A Chinese dictionary construction algorithm for information retrieval

  • Authors:
  • Honglan Jin;Kam-Fai Wong

  • Affiliations:
  • The Chinese University of Hong Kong;The Chinese University of Hong Kong

  • Venue:
  • ACM Transactions on Asian Language Information Processing (TALIP)
  • Year:
  • 2002

Quantified Score

Hi-index 0.00

Visualization

Abstract

In this article we propose a method for constructing, from raw Chinese text, a statistics-based automatic dictionary. The method makes use of local statistical information (i.e., data within a document) to identify and discard repeated string patterns, which, at an earlier stage, were substrings of legitimate words. Global statistical information (which exists throughout the entire corpus) and contextual constraints are then used for further filtering. The method can be used to alleviate the out-of-vocabulary (OOV) problem, which is commonly found in dictionary-based natural language information-processing applications, e.g., word segmentation. It can handle text corpora dynamically and, further, it does not impose any strict requirements on the size and quality of the training corpora. Based on our method, we constructed Chinese dictionaries from different Chinese corpora. We then applied the words in the constructed dictionaries to indexing in information retrieval (IR). Retrieval performance using such indexes was compared to the same, but based on indexes produced by static dictionaries. Three Chinese corpora using various character-encoding schemes and language styles were used in the experiments.

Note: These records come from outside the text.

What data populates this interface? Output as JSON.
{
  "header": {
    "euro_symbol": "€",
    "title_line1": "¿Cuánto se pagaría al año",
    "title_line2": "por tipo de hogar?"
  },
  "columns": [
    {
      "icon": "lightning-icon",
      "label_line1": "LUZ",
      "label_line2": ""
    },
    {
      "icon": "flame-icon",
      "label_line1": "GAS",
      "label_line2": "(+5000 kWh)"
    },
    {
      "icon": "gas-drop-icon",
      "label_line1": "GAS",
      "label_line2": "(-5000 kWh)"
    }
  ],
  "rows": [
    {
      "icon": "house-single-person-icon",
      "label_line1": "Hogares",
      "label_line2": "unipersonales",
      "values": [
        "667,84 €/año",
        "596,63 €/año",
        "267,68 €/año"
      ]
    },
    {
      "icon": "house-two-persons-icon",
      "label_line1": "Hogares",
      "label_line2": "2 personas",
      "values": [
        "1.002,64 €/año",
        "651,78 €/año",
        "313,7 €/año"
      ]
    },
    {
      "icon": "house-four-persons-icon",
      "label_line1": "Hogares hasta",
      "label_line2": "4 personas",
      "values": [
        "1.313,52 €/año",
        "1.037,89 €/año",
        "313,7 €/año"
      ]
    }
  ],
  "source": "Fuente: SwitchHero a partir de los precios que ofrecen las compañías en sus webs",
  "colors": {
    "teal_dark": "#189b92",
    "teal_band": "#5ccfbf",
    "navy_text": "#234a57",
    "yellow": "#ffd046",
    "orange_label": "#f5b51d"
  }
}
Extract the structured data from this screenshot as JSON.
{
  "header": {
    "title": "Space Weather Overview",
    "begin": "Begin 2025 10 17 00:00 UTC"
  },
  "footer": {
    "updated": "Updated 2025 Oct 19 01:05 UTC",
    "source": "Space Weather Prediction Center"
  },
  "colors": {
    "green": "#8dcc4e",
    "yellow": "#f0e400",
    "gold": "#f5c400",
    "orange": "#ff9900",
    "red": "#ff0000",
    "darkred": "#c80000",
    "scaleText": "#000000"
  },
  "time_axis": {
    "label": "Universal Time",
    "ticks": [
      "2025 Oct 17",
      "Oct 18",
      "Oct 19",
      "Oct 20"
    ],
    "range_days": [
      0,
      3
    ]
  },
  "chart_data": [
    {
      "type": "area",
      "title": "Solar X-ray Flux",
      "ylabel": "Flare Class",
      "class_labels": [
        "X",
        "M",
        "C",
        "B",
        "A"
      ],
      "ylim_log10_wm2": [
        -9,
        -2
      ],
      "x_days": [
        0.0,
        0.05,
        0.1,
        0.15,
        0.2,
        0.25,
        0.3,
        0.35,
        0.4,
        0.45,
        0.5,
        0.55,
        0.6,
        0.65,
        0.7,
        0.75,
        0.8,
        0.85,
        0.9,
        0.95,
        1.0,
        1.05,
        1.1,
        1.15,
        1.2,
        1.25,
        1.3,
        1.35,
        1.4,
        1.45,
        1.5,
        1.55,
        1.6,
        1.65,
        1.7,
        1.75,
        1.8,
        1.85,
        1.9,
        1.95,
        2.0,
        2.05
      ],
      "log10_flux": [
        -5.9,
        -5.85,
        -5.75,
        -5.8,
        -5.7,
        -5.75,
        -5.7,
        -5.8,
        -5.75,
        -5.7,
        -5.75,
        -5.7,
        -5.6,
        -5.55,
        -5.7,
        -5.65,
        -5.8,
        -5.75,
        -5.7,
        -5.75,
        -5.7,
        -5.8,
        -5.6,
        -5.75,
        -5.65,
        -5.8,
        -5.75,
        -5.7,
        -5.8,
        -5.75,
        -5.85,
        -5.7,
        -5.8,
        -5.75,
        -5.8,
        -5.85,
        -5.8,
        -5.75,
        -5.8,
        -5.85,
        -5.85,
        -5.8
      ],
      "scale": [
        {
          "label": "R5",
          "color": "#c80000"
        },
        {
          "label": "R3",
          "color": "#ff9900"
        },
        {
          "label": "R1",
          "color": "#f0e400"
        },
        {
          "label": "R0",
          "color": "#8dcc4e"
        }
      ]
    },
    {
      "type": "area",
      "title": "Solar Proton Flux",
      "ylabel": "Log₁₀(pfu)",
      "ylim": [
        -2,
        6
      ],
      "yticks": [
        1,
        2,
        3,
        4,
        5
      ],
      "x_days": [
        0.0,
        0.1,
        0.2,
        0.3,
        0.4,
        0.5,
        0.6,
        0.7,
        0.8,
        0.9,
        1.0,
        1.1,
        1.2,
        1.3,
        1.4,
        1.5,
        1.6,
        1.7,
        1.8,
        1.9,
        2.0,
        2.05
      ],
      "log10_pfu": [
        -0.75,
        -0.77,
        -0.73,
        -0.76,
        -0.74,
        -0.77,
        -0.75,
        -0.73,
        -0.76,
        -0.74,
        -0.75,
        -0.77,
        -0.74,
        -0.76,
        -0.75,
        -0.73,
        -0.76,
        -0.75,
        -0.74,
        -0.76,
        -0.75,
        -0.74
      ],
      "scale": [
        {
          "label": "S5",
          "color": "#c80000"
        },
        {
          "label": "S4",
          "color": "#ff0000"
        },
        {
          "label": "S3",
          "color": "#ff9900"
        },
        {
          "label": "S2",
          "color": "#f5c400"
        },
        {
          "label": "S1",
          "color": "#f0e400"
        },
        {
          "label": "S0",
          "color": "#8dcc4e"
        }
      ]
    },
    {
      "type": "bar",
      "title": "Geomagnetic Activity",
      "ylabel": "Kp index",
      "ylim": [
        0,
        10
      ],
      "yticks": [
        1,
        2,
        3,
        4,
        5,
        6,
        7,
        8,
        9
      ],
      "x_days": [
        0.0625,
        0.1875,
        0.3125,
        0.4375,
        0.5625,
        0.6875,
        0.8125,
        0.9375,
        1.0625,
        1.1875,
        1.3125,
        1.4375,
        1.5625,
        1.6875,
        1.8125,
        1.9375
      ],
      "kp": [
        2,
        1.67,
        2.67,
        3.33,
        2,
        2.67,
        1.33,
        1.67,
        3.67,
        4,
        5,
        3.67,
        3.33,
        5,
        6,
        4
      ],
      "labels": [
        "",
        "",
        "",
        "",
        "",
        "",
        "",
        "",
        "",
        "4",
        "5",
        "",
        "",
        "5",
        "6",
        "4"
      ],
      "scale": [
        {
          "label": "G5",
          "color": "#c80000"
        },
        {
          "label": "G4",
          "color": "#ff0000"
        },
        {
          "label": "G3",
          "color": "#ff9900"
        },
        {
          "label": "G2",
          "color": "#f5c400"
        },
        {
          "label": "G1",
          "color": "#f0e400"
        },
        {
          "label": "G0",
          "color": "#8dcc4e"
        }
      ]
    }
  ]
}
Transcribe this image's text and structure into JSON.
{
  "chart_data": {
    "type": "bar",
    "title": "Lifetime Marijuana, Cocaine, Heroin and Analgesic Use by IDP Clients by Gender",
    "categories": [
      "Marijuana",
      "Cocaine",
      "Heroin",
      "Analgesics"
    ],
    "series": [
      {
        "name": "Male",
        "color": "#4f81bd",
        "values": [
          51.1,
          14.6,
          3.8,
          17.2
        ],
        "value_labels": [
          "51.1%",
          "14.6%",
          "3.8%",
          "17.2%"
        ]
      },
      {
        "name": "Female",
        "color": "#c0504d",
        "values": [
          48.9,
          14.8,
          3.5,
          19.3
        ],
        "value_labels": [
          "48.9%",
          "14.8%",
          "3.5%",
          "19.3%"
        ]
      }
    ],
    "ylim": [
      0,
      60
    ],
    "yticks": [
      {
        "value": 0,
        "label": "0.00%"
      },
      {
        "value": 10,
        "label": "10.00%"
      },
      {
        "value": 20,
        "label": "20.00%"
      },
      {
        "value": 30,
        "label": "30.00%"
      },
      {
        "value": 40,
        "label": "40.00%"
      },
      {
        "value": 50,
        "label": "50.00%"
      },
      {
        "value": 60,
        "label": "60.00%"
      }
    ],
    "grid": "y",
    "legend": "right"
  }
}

The results show that retrieval using indexes based on the constructed dictionary is effective. This implies that fully automatic Chinese dictionary construction based on dynamic data sources, e.g., from the Internet, for the purposes of IR is feasible. Drawing on the experiment, we were able to make some interesting observations: (1) using only a portion of a dictionary is enough to produce good retrieval performance, e.g., a dictionary consisting of only the 500 highest-frequency strings extracted from the NTCIR 2 Chinese corpus produced as good a retrieval result as using a more complete dictionary with over 100K entries; and (2) complete word segmentation is not a strict requirement for achieving practical information retrieval.